Java Implementing htonl

Question

I am communicating with a server, each message sent to the server has to be padded with the length of the message,

unsigned int len = htonl(msg.size());

In C running the length through htonl and padding the message works, in Java AFAIK byte order is already in network order so I assumed all I have to do is write the string length before the message to the stream, but this does not work am I missing something?

stream.write(msg.length());
stream.write(msg.getBytes());

Stream is an OutputStream.

Answer 1

And int has no specified byte ordering at runtime in the Java platform, simply because there is no way to directly observe the bit pattern representing any value. However methods that somehow convert int (or other) values to byte[] have a defined conversion.

So the correct transmission/reception of that value depends on the correct encoding/decoding to/from byte[]. As long as you don't tell us how you do that step, we can't help you do it correctly.

Answer 2

Problem with your implementation is, that the write-method writes only one byte, see the documentation. The important sentence here is: 'The 24 high-order bits of b are ignored.' So stream.write(msg.length()); probably doesn't do what is intended. (I assume msg.length() returns an int, correct me if I'm wrong here.)

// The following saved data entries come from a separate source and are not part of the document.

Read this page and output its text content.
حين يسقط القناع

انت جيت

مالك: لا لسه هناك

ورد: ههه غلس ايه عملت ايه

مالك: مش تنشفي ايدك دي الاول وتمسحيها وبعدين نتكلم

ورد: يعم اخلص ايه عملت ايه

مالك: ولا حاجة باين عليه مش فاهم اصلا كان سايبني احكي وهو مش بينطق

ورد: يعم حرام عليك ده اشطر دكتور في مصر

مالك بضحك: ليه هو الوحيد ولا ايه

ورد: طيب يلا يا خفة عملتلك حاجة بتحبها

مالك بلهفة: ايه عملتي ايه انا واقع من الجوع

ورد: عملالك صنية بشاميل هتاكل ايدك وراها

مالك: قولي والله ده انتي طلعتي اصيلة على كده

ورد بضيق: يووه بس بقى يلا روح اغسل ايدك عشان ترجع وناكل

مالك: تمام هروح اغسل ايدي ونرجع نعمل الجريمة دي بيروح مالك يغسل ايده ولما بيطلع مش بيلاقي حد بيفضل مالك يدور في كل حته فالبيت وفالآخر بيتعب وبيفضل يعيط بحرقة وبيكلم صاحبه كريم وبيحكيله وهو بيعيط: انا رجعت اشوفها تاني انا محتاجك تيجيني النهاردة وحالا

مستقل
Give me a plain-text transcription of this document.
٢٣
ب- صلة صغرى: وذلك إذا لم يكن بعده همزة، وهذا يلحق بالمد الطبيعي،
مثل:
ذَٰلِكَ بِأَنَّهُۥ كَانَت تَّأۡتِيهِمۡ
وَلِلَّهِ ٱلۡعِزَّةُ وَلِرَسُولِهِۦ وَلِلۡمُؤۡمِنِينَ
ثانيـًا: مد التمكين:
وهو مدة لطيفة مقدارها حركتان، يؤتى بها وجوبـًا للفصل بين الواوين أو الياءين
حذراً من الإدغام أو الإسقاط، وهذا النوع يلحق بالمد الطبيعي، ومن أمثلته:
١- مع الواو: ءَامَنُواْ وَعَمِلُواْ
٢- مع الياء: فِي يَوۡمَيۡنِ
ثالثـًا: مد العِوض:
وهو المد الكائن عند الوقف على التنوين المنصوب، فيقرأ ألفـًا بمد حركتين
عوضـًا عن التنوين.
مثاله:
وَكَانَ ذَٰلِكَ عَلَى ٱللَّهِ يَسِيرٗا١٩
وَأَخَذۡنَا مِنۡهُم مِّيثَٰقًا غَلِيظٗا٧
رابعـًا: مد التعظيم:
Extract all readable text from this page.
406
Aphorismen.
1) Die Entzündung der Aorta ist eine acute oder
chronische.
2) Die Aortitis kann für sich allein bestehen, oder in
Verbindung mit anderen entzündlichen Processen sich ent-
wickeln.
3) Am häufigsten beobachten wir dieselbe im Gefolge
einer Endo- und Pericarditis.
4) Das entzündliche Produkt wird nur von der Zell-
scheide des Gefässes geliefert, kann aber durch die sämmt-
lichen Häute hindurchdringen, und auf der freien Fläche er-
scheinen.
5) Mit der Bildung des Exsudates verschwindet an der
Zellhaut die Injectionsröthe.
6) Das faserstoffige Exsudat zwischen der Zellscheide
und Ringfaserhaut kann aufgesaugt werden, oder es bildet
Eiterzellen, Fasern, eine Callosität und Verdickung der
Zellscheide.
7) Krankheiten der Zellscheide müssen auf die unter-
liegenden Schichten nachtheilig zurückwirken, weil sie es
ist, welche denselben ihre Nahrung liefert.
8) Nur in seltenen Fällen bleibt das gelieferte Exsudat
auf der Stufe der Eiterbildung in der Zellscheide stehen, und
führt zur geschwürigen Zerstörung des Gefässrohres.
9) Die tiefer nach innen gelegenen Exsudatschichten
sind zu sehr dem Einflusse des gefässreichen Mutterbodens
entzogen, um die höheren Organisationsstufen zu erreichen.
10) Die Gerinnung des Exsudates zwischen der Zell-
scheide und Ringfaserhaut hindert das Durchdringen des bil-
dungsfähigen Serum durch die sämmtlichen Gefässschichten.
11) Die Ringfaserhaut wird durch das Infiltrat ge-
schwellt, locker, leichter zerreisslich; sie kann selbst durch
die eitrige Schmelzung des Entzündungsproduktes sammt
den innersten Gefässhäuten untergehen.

Try to write the four bytes of an int:

stream.write(msg.length() % 256);
stream.write((msg.length() / 256) % 256);
stream.write((msg.length() / (256 * 256)) % 256);
stream.write((msg.length() / (256 * 256 * 256)) % 256);

That writes the least significant byte first, you can change the order if wished. You can do the converting to bytes also with bit-shifting, division looks more understandable for me, but that is a question of personal taste.